SÃO PAULO, SP (FOLHAPRESS) - O sindicato dos servidores do Ipea (Instituto de Pesquisa Econômica Aplicada) encaminhou na segunda-feira (29) à Procuradoria Regional da República um pedido de investigação a possíveis práticas abusivas cometidas pelo presidente do órgão, Erick Alencar Figueiredo, e pelo ministro da Cidadania, Ronaldo Bento.

A denúncia refere-se a um estudo assinado por Figueiredo, no qual ele contesta pesquisas recentes que apontam o aumento no número de brasileiros em situação de insegurança alimentar ou com fome. O trabalho foi apresentado pelo presidente do instituto durante uma entrevista a jornalistas com o ministro Ronaldo Bento, no Planalto, no dia 17.

Para a Afipea (sindicato nacional e associação de servidores do órgão), a nota assinada pelo presidente do Ipea "desrespeita frontalmente os protocolos internos normatizados para a publicação de estudos e pesquisas conduzidos pelos servidores da casa."

O Ipea informou que não vai se manifestar e o Ministério da Cidadania não respondeu.

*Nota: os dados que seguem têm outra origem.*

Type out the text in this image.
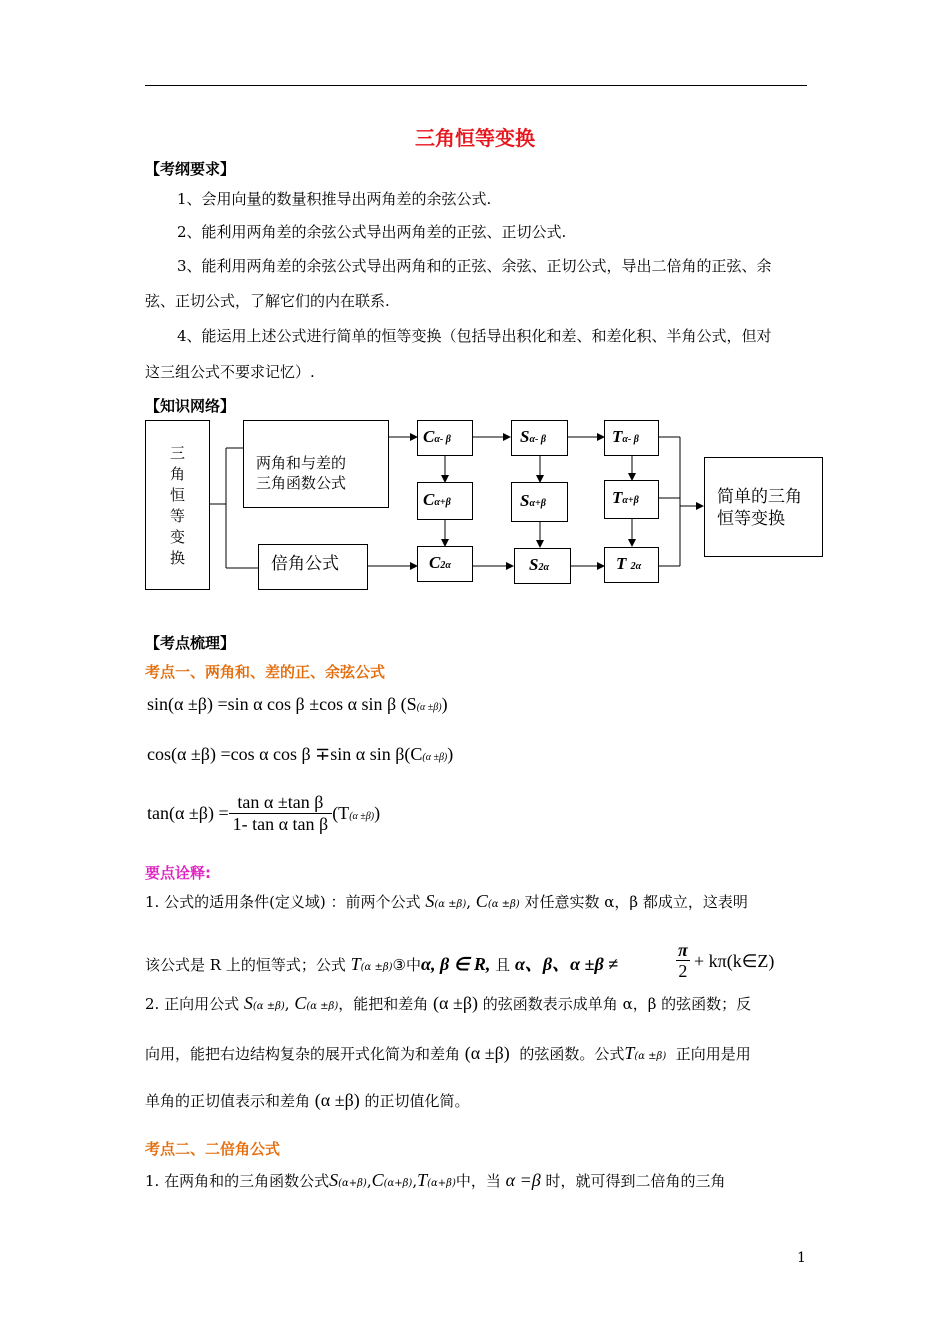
三角恒等变换
【考纲要求】
1、会用向量的数量积推导出两角差的余弦公式.
2、能利用两角差的余弦公式导出两角差的正弦、正切公式.
3、能利用两角差的余弦公式导出两角和的正弦、余弦、正切公式，导出二倍角的正弦、余
弦、正切公式，了解它们的内在联系.
4、能运用上述公式进行简单的恒等变换（包括导出积化和差、和差化积、半角公式，但对
这三组公式不要求记忆）.
【知识网络】
三
角
恒
等
变
换
两角和与差的
三角函数公式
倍角公式
简单的三角
恒等变换
Cα- β	Sα- β	Tα- β
Cα+β	Sα+β	Tα+β
C2α	S2α	T 2α
【考点梳理】
考点一、两角和、差的正、余弦公式
sin(α ±β) =sin α cos β ±cos α sin β (S(α ±β))
cos(α ±β) =cos α cos β ∓sin α sin β(C(α ±β))
$\tan(\alpha \pm\beta) = \frac{\text{tan α ±tan β}}{\text{1- tan α tan β}} (T(\alpha \pm\beta))$
要点诠释:
1. 公式的适用条件(定义域) ：前两个公式 S(α ±β), C(α ±β) 对任意实数 α，β 都成立，这表明
该公式是 R 上的恒等式；公式 T(α ±β)③中α, β ∈ R, 且 α、β、α ±β ≠	$\frac{\pi}{2}$ + kπ(k∈Z)
2. 正向用公式 S(α ±β), C(α ±β)，能把和差角 (α ±β) 的弦函数表示成单角 α，β 的弦函数；反
向用，能把右边结构复杂的展开式化简为和差角 (α ±β) 的弦函数。公式T(α ±β) 正向用是用
单角的正切值表示和差角 (α ±β) 的正切值化简。
考点二、二倍角公式
1. 在两角和的三角函数公式S(α+β),C(α+β),T(α+β)中，当 α =β 时，就可得到二倍角的三角
1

Como o jornal Folha de S.Paulo mostrou, os estudos conduzidos por pesquisadores do Ipea costumam ser colocados em discussão internamente antes da divulgação, em uma etapa de validação do conteúdo, procedimento que não teria ocorrido com o estudo de Figueiredo.

"Frise-se que a divulgação e publicização de pesquisas no Ipea está condicionada, em regra, à discussão, avaliação e aprovação prévia pelos pares, e a sua finalidade precípua é a preservação da qualidade e do rigor dos trabalhos divulgados", diz a entidade de servidores na denúncia encaminhada na segunda.

A associação também afirma no documento que entrevista coletiva de divulgação dos dados viola uma cartilha interna do Ipea, na qual constam recomendações de conduta para o período eleitoral.

"A utilização da instituição para a produção subliminar de propaganda governamental em período de defeso eleitoral configura explícito abuso de poder político, devendo ser coibida pelas autoridades eleitorais competentes", afirma a entidade.

Um dos argumentos do presidente do Ipea é que o aumento da fome deveria ter resultado em um "choque expressivo" no aumento de internações por doenças decorrentes da fome e da desnutrição, além de um número maior de nascimentos de crianças com baixo peso.

Em outro trecho do texto de 20 páginas, o presidente do órgão diz que, "se os dados divulgados estiverem mesmo corretos e a insegurança alimentar tiver crescido, ela parece não impactar os indicadores de saúde da população brasileira relacionados diretamente à má nutrição."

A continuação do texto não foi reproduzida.